Friday, January 7, 2011: 9:30 AM
Room 111 (Hynes Convention Center)
Karen M. Dunak
,
Muskingum University, Bloomington, IN
Rejecting the notion that weddings are inherently conservative or conformist, this paper argues that same-sex brides and grooms challenged existing cultural norms and expectations through the very act of celebrating a wedding. They exerted individual authority over the ceremony not only in their selection of music, dress, and overall wedding style, but also in their very direct rejection of a legal system that denied same-sex couples’ access to the rights and privileges of marriage. As such, queer wedding celebrations have been an important tool in efforts to achieve marital equality for gay men and lesbians. As demonstrations of love and commitment weddings often communicated what words could not. Through their weddings, couples celebrated the communities from which they came, those to which they currently belonged, and those which they created, if only for their wedding day. In the aftermath of their celebrations, couples often found greater support, even from unlikely sources.

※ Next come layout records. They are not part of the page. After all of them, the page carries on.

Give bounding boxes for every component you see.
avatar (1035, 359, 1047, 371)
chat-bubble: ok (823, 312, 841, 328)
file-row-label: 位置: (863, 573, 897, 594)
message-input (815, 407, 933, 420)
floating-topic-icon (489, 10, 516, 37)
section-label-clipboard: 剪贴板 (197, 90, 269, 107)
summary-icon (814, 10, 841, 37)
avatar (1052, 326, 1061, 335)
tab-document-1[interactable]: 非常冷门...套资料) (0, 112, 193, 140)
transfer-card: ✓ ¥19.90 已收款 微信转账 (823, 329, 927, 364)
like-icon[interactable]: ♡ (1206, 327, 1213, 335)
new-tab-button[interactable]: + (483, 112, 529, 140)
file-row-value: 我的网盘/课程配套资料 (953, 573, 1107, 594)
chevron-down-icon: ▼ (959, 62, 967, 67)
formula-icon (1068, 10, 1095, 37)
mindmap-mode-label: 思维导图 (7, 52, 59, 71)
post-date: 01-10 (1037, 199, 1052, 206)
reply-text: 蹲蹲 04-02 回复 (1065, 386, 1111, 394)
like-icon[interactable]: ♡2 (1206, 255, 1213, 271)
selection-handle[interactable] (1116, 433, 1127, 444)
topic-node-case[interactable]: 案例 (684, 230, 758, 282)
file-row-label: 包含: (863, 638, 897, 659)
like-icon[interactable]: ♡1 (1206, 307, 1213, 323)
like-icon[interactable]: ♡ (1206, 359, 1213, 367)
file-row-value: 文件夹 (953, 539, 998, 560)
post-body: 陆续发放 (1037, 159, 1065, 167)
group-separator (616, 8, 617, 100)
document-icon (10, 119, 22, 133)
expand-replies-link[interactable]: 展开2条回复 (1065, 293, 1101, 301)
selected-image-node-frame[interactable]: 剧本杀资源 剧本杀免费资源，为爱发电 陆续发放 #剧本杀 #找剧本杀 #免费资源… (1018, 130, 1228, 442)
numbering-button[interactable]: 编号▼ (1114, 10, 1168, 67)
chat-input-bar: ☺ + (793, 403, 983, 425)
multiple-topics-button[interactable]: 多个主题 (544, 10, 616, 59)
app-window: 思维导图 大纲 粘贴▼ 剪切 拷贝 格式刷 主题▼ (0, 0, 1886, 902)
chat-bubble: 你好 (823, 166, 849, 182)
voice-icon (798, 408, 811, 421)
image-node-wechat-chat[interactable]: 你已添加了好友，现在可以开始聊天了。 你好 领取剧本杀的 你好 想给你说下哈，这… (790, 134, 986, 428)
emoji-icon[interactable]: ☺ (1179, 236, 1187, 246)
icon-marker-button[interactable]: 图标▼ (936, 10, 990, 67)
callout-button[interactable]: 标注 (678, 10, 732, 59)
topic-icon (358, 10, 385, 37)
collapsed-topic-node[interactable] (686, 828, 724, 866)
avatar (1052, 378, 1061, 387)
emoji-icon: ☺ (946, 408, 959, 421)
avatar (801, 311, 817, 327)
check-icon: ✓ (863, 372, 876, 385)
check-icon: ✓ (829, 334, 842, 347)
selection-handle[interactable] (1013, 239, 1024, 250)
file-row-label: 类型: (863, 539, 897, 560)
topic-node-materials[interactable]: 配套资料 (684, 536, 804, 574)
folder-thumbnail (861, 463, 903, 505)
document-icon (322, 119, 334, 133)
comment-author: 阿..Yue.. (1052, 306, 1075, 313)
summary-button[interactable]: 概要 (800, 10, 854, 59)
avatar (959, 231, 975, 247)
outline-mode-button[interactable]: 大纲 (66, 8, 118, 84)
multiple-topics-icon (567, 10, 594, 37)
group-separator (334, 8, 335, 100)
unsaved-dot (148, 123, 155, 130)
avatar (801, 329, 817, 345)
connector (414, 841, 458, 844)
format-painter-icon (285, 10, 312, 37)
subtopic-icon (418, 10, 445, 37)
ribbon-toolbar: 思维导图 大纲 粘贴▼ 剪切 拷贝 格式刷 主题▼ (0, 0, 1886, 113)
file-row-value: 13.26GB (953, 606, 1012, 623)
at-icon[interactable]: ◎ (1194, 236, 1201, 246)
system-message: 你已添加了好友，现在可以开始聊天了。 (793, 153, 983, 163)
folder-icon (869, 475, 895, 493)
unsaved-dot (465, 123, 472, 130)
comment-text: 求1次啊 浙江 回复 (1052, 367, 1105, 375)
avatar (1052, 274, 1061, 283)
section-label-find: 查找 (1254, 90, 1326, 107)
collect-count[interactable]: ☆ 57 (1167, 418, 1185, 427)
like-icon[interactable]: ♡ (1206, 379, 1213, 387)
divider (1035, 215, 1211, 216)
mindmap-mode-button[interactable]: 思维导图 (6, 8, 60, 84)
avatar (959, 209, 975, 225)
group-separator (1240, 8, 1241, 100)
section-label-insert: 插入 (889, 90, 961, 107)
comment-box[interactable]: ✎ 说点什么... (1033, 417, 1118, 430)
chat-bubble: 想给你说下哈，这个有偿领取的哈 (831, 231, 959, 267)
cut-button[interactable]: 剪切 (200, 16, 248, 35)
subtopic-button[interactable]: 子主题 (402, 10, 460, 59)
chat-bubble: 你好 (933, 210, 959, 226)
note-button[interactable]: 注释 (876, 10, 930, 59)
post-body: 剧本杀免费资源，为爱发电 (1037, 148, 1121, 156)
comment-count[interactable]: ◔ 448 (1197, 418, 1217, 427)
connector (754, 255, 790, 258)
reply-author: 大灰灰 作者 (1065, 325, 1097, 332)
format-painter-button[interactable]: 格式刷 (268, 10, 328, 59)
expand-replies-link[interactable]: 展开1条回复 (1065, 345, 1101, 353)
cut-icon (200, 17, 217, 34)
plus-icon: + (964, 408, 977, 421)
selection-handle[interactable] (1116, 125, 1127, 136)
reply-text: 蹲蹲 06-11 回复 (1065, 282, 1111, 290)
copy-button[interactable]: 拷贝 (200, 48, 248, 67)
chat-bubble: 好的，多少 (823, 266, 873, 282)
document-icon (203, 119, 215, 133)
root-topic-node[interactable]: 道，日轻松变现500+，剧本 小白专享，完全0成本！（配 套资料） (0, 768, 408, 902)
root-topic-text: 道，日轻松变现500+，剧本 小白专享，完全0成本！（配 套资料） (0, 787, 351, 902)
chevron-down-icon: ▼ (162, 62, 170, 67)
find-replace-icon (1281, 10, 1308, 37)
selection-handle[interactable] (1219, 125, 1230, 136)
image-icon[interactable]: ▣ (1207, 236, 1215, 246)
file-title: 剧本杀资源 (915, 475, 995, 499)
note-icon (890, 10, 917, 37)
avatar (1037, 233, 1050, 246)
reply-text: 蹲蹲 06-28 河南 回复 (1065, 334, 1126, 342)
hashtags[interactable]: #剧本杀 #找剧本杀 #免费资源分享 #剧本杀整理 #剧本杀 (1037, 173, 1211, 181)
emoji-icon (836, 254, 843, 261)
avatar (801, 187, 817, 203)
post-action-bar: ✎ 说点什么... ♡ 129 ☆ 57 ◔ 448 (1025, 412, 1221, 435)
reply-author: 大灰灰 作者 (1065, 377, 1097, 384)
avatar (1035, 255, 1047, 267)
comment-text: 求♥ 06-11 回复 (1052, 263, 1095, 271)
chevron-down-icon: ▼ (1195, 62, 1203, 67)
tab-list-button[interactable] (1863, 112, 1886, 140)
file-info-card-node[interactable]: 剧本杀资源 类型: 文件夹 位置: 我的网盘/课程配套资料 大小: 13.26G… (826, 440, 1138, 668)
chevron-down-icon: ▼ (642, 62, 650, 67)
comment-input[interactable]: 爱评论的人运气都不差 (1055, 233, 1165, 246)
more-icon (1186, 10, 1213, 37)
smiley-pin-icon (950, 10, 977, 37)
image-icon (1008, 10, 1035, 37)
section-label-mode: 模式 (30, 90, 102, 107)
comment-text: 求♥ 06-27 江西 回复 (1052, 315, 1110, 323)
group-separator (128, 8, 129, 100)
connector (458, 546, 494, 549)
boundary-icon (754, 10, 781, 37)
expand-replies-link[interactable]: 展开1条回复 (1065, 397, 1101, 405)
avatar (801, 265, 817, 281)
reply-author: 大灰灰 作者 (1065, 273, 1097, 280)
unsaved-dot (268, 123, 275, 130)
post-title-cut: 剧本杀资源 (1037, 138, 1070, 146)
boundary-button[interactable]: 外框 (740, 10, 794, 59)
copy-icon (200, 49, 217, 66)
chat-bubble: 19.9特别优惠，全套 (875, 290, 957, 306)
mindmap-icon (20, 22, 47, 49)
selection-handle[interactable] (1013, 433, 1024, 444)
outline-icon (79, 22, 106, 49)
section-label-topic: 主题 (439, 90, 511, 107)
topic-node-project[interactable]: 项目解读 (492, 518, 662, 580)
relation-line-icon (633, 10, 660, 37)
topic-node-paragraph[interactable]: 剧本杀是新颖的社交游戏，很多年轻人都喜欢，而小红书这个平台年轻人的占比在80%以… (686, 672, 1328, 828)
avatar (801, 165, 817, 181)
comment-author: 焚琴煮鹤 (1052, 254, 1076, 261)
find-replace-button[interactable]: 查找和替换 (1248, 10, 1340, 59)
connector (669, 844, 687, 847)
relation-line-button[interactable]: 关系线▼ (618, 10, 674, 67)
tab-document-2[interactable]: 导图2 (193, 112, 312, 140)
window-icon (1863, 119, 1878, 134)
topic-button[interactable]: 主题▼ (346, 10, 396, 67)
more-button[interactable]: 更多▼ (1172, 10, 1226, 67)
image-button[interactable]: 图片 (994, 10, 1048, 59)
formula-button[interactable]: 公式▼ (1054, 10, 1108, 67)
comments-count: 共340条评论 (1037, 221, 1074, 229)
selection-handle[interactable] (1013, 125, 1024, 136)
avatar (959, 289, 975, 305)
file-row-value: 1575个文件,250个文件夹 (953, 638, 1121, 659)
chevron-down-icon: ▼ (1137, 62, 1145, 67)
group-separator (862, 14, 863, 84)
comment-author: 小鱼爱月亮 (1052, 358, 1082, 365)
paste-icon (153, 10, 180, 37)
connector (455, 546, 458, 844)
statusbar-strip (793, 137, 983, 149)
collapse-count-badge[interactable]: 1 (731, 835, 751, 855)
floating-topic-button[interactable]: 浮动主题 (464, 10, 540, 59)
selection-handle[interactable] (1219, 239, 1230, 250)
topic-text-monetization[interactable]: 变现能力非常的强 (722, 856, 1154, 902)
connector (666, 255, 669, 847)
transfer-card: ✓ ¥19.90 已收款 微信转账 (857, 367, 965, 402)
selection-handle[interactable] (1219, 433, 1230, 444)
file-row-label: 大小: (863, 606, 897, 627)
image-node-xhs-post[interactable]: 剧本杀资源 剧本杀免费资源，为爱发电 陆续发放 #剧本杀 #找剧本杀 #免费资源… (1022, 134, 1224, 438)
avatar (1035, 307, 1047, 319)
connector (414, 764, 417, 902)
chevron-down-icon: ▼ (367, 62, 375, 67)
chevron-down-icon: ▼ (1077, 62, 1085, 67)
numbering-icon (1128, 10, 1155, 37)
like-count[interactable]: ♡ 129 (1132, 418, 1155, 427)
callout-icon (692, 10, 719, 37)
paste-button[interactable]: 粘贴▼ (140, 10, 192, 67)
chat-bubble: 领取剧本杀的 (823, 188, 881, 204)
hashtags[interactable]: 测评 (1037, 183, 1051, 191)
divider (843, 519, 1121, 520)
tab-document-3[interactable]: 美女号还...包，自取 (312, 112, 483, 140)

Same-sex weddings transcended the “difference vs. accommodation” debates often raised in subcultural groups and hotly contested within the queer community. Weddings offered a location where couples expressed a blend of intentions and motivations as they chose if and how to engage with consumer culture, queer politics, religion, and/or extended families. The flexibility of the American wedding’s “invented traditions” allowed activists to shape the ceremony to fit their political goals and social perspectives. The public celebrations of long-condemned personal relationships challenged ideas of who should have access to the rights of marriage and who should qualify as a married couple. Queer weddings gave new life to the ideal that the personal is indeed political.